How a private meeting with Billy Graham changed actor Steve McQueen’s life

“Steve McQueen: American Icon” is a documentary feature film about the Hollywood actor’s spiritual journey, which included a meeting late in his life with evangelist Billy Graham.

By Tim Funk

Actor Steve McQueen, who personified cool during his nearly two decades as a Hollywood superstar, retreated from the glamor and excesses of the movie scene late in his short life and embraced Christianity. When he died at age 50, McQueen was clutching a Bible – one given to him by Billy Graham.

In fact, it was Graham’s personal Bible, the one he preached from at crusades.

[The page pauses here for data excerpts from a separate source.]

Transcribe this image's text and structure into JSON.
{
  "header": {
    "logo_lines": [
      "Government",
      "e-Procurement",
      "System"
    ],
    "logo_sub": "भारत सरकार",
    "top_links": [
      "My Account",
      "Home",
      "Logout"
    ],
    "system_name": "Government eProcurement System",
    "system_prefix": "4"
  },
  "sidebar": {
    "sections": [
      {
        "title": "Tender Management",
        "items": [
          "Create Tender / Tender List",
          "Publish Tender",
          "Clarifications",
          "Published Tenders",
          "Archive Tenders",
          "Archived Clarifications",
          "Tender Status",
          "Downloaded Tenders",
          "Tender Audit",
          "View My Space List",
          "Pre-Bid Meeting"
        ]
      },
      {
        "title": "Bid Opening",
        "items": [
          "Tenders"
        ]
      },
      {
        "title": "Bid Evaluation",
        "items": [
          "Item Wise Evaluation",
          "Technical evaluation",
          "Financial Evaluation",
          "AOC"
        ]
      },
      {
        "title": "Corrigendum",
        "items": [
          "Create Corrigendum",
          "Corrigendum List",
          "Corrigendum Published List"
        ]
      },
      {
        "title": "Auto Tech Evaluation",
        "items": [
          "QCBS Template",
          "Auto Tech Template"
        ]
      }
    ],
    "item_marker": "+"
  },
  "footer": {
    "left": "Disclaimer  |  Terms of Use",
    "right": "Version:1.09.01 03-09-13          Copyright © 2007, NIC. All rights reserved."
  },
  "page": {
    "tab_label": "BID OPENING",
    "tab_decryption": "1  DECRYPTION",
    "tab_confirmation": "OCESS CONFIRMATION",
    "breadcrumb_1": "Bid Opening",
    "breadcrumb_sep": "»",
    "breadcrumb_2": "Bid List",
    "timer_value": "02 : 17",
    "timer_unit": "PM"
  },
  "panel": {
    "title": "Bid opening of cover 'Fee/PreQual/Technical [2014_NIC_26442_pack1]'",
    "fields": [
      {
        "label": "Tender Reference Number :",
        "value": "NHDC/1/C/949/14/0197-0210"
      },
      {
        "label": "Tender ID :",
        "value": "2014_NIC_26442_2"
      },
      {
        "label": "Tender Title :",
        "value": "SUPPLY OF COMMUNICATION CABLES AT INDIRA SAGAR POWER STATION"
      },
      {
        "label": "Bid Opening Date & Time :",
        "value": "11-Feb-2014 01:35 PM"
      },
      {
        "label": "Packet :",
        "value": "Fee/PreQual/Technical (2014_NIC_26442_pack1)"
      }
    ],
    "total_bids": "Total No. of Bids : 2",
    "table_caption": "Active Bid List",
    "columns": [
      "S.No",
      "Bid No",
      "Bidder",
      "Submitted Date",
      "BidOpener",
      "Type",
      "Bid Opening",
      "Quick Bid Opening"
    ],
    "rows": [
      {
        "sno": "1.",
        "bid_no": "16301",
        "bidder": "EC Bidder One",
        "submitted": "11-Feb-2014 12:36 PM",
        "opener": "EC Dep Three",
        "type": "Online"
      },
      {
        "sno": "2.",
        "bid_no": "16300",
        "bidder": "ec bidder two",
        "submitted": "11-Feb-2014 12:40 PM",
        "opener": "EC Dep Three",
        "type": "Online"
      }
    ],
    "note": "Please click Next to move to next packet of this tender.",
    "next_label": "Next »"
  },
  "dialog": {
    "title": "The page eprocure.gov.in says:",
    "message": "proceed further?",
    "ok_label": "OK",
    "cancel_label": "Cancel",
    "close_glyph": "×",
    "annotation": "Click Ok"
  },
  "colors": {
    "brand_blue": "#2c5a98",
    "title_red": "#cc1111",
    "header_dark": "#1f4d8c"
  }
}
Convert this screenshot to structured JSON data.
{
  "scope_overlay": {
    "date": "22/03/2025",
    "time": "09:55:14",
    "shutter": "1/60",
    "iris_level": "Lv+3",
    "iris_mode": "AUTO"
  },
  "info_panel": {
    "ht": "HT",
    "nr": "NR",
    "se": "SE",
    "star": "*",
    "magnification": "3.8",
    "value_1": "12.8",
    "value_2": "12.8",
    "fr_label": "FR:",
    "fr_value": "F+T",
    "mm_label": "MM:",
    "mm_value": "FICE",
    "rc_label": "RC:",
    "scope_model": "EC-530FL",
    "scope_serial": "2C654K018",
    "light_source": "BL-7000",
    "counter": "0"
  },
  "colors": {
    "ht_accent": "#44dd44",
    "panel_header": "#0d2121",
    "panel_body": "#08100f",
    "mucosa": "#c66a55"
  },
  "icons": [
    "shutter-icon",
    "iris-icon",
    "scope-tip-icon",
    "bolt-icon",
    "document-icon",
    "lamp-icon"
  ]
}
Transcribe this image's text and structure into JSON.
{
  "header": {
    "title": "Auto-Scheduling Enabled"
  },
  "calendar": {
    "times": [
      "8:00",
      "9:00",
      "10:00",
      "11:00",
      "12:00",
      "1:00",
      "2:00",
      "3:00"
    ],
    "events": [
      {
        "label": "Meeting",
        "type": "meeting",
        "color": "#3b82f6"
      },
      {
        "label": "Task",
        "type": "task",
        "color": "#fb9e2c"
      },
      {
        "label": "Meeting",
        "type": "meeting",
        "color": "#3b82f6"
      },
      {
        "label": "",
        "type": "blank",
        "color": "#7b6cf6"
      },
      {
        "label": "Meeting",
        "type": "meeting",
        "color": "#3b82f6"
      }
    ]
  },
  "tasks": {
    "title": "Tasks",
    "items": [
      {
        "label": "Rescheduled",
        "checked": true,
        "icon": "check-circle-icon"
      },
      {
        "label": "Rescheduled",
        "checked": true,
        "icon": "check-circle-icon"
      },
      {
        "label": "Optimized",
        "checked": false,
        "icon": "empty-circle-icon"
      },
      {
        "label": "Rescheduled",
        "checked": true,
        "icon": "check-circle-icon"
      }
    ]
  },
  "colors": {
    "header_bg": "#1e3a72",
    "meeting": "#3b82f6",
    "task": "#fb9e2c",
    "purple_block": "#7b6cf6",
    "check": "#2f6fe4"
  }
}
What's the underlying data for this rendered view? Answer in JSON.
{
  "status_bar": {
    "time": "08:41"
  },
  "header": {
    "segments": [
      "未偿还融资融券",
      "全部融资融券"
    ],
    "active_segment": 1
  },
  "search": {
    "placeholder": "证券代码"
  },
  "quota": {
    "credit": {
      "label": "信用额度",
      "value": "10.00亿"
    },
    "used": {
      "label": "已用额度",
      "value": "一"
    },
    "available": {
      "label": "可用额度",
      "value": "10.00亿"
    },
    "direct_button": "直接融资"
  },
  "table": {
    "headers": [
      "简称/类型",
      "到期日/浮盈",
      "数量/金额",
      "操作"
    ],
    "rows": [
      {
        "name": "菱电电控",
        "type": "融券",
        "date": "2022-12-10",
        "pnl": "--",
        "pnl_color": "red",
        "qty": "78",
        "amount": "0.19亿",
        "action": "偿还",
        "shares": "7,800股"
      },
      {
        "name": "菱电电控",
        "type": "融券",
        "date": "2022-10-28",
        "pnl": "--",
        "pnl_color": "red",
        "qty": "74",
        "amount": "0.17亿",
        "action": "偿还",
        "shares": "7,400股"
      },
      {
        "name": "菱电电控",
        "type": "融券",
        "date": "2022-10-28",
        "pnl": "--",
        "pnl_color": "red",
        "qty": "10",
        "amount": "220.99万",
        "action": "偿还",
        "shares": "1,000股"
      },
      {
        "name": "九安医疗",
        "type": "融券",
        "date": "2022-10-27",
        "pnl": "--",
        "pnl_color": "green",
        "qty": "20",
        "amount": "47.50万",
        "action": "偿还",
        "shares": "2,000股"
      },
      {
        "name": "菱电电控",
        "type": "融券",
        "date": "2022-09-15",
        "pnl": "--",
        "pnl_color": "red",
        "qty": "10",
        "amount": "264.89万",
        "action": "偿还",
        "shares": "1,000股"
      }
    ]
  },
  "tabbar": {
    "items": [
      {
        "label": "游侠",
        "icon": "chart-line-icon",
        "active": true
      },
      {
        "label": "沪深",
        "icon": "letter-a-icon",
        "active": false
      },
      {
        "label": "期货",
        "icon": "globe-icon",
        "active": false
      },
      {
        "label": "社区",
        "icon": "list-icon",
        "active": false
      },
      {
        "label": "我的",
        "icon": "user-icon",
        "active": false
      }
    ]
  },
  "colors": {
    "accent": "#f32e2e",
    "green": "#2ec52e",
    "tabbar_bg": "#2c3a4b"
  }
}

The Charlotte-born evangelist had handed it to the actor, then gravely ill with cancer, during a private meeting Nov. 3, 1980 – just four days before McQueen died after surgery in Mexico.

Nearly 37 years later, the story of Steve McQueen’s faith journey is finally about to be told on the big screen – the medium that made him internationally famous as the action hero in hits such as “Bullitt” and “The Great Escape.” …

Viewers are told that McQueen took along the Graham Bible – with a prayerful note from the evangelist on an inside page – when he traveled to Juarez, Mexico, for the operation to remove a tumor.

The actor died of a heart attack shortly afterward, on Nov. 7, 1980. And when Grady Ragsdale, the manager of McQueen’s ranch in California, went to retrieve the body, he pulled the sheet back and found that McQueen had died clutching the Bible to his chest. …

In an 1980 interview with the Asheville Citizen not long after McQueen’s death, Graham called his meeting with the actor “one of the most heartwarming stories of my ministry. I think it illustrates how lonely most well-known people are, how guarded they must live and how they really are searching for something. Steve McQueen found what he was searching for.”…

Steve McQueen became a movie star in the 1960s, establishing his image as the King of Cool in the roles of the motorcycle-riding POW in “The Great Escape” and the Ford Mustang-driving police detective in “Bullitt.” Other McQueen hits in that decade and in the 1970s included: “The Magnificent Seven,” “The Cincinnati Kid,” “The Sand Pebbles,” “The Thomas Crown Affair,” “Towering Inferno,” “The Reivers,” “Le Mans,” “The Getaway” and “Junior Bonner.”